This exciting new product combines the speed, ruggedness, fluid choice and low ownership cost of Buskros Atlas and Aurora print systems with the capital cost of thermal Inkjet technology. While growing up I used to devour any and every strange and weird book I could lay my hands on.Introducing Buskro’s latest innovation! The Atom. This included not only UFO books (think Eric Von Daniken and others), mystical shamanism (think Carlos Castaneda), but also a whole series by T Lobsang Rampa. His most famous book, “the third eye”, (published in 1956) claimed that it related his experiences in a monastery in Tibet from about the age of seven.

It was all riveting stuff (for a 14 year old) and included encounters with yetis, and also finding a mummified body of his earlier incarnation. Oh and lets not forget his discovery of the early history of planet earth and how an impact by another planet caused the uplift of Tibet. Now hopefully all that should be enough to set your “bullshit” detector clanging away at its maximum setting.

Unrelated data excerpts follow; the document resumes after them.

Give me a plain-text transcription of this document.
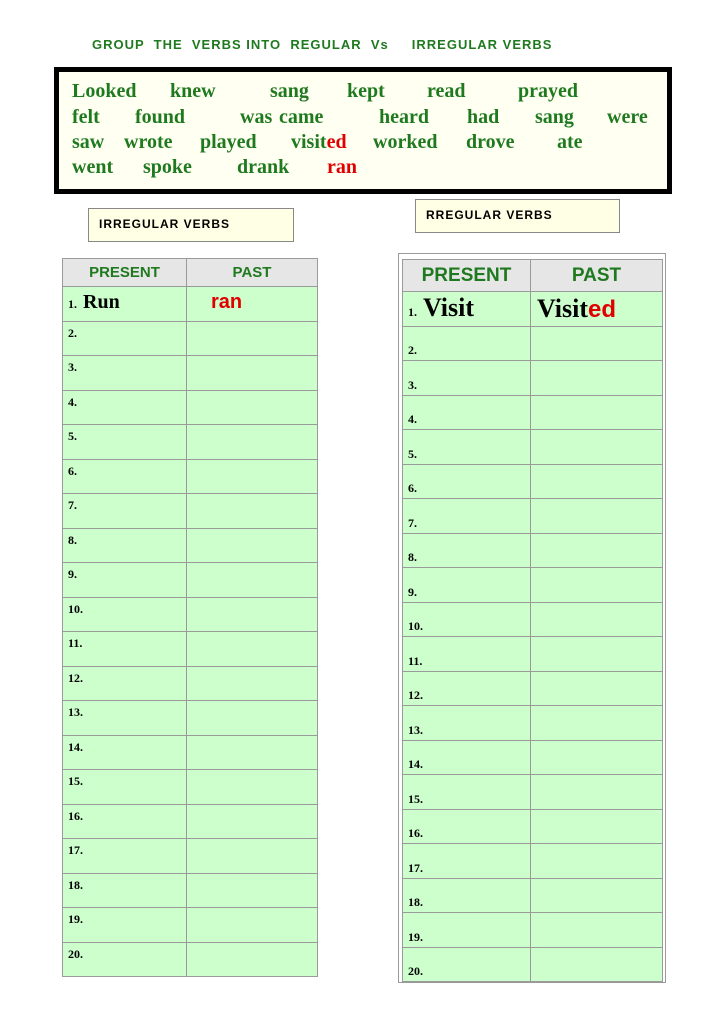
GROUP  THE  VERBS INTO  REGULAR  Vs     IRREGULAR VERBS
Looked knew	sang kept read	prayed
felt found	was came	heard had sang were
saw wrote played visited worked drove ate
went spoke drank ran
IRREGULAR VERBS
RREGULAR VERBS
PRESENT	PAST
1. Run	ran
2.	
3.	
4.	
5.	
6.	
7.	
8.	
9.	
10.	
11.	
12.	
13.	
14.	
15.	
16.	
17.	
18.	
19.	
20.	
PRESENT	PAST
1. Visit	Visited
2.	
3.	
4.	
5.	
6.	
7.	
8.	
9.	
10.	
11.	
12.	
13.	
14.	
15.	
16.	
17.	
18.	
19.	
20.	
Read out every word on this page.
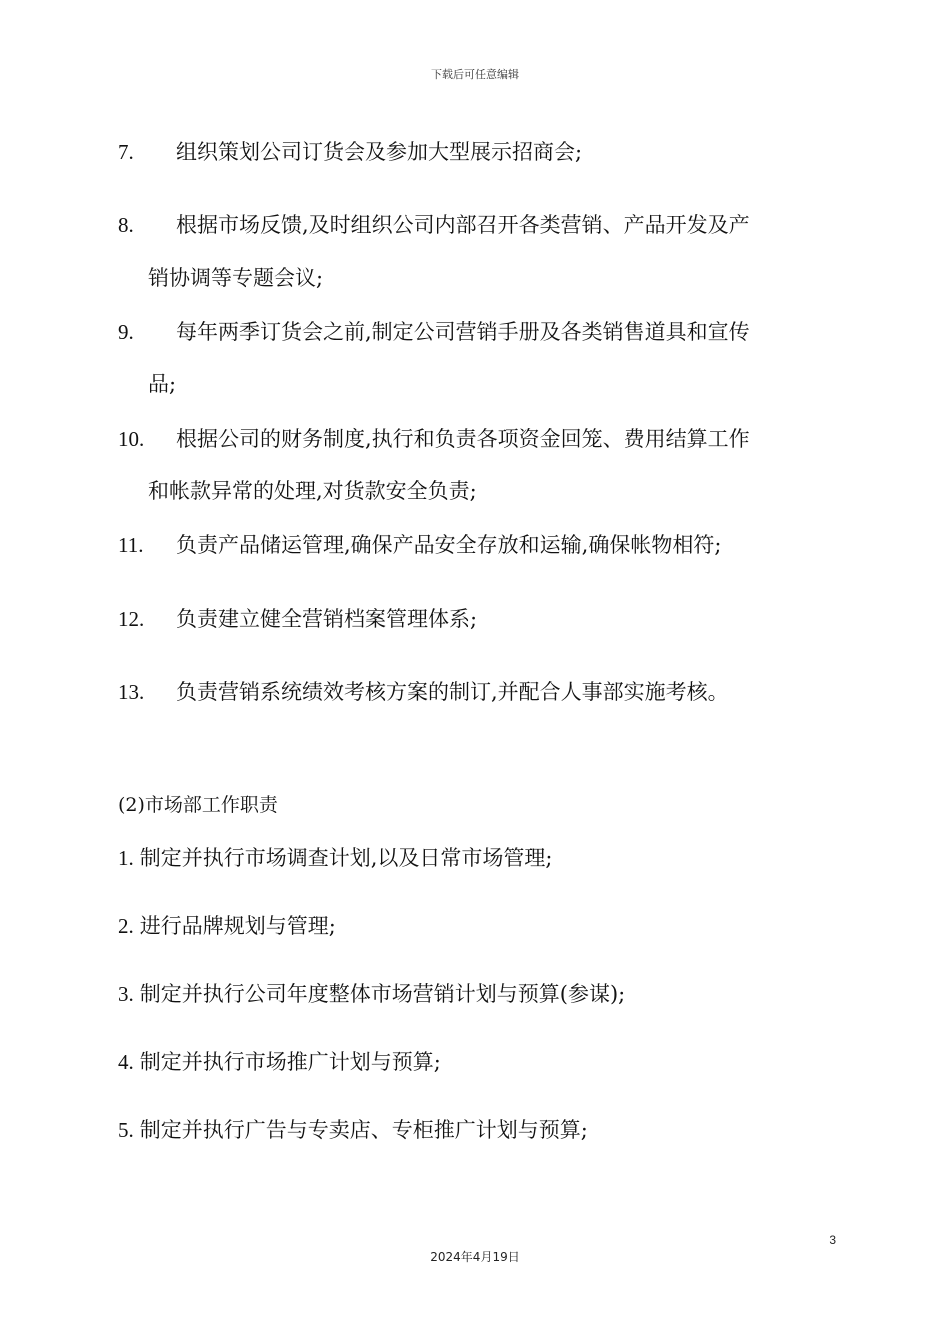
下载后可任意编辑
7. 组织策划公司订货会及参加大型展示招商会;
8. 根据市场反馈,及时组织公司内部召开各类营销、产品开发及产
销协调等专题会议;
9. 每年两季订货会之前,制定公司营销手册及各类销售道具和宣传
品;
10. 根据公司的财务制度,执行和负责各项资金回笼、费用结算工作
和帐款异常的处理,对货款安全负责;
11. 负责产品储运管理,确保产品安全存放和运输,确保帐物相符;
12. 负责建立健全营销档案管理体系;
13. 负责营销系统绩效考核方案的制订,并配合人事部实施考核。
(2)市场部工作职责
1. 制定并执行市场调查计划,以及日常市场管理;
2. 进行品牌规划与管理;
3. 制定并执行公司年度整体市场营销计划与预算(参谋);
4. 制定并执行市场推广计划与预算;
5. 制定并执行广告与专卖店、专柜推广计划与预算;
3
2024年4月19日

The book was just a start, he went on to write a total of about 19 other books, but none were as successful as his initial offering, “the third eye”. Actually, its quite hard to pin down exactly how many more he wrote, because two were apparently written by his cat, or to be more precise, he claimed that his cat had used telepathy to dictate them to him. Yes OK, just in case you had not quite clicked from my previous outlay of the third eye, we are well and truly into kook territory here.Īlas, when I read all this I was at that time a rather naive young teen, so I lapped it all up and believed every word. OK, its time for the reveal, so who exactly was T Lobsang Rampa, was he truly a Tibetian monk? I was not alone, it became a global bestseller, but of course money had nothing to do with his motivation here, I’m sure he was only interested in spiritual enlightenment for us all.

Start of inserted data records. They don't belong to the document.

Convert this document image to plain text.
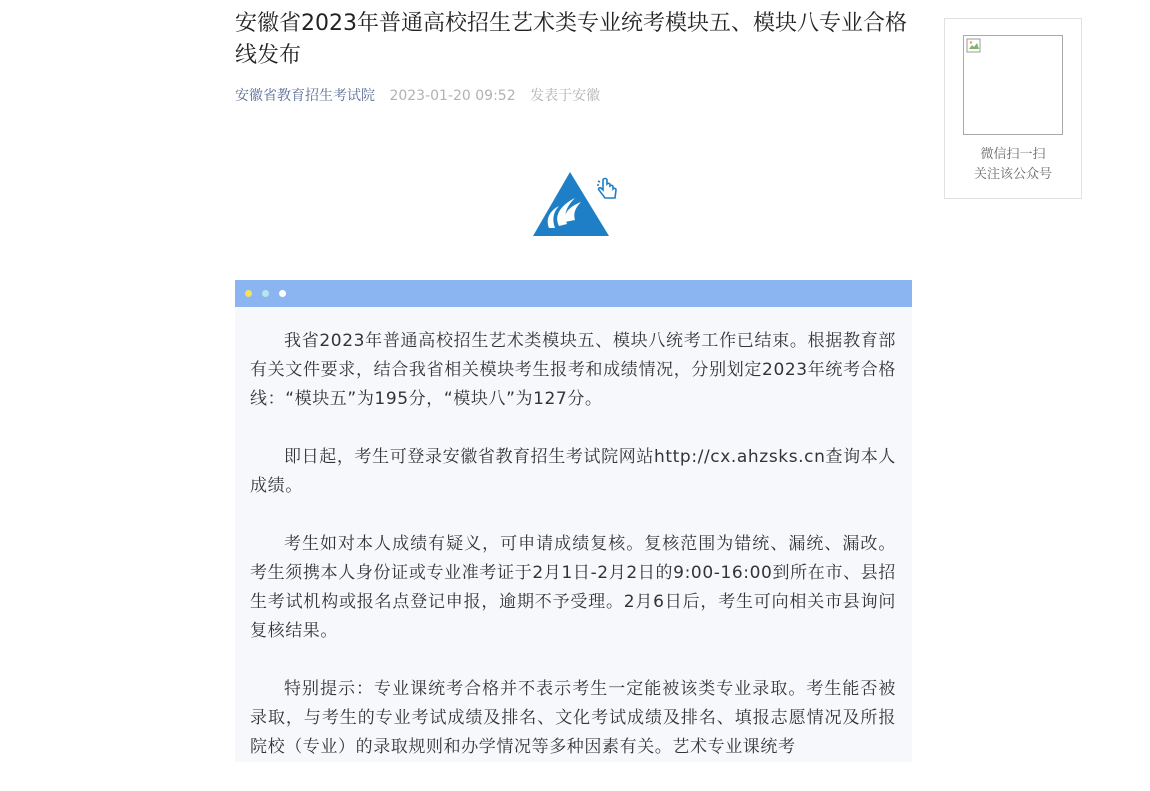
安徽省2023年普通高校招生艺术类专业统考模块五、模块八专业合格线发布
安徽省教育招生考试院 2023-01-20 09:52 发表于安徽

我省2023年普通高校招生艺术类模块五、模块八统考工作已结束。根据教育部有关文件要求，结合我省相关模块考生报考和成绩情况，分别划定2023年统考合格线：“模块五”为195分，“模块八”为127分。

即日起，考生可登录安徽省教育招生考试院网站http://cx.ahzsks.cn查询本人成绩。

考生如对本人成绩有疑义，可申请成绩复核。复核范围为错统、漏统、漏改。考生须携本人身份证或专业准考证于2月1日-2月2日的9:00-16:00到所在市、县招生考试机构或报名点登记申报，逾期不予受理。2月6日后，考生可向相关市县询问复核结果。

特别提示：专业课统考合格并不表示考生一定能被该类专业录取。考生能否被录取，与考生的专业考试成绩及排名、文化考试成绩及排名、填报志愿情况及所报院校（专业）的录取规则和办学情况等多种因素有关。艺术专业课统考

微信扫一扫
关注该公众号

Quite a few were truly curious to find out.

The most notable enquirer was the explorer and tibetologist Heinrich Harrer. Since he knew quite a bit about Tibet, he was rather skeptical about all these claims, so he hired a private detective from Liverpool named Clifford Burgess to investigate. His detective soon discovered that Rampa was really a plumber from Devon called Cyril Henry Hoskin. As for his linguistic skills, did he speak Tibetan? Nope, I think the closest he ever came would have been the end of Brighton pier.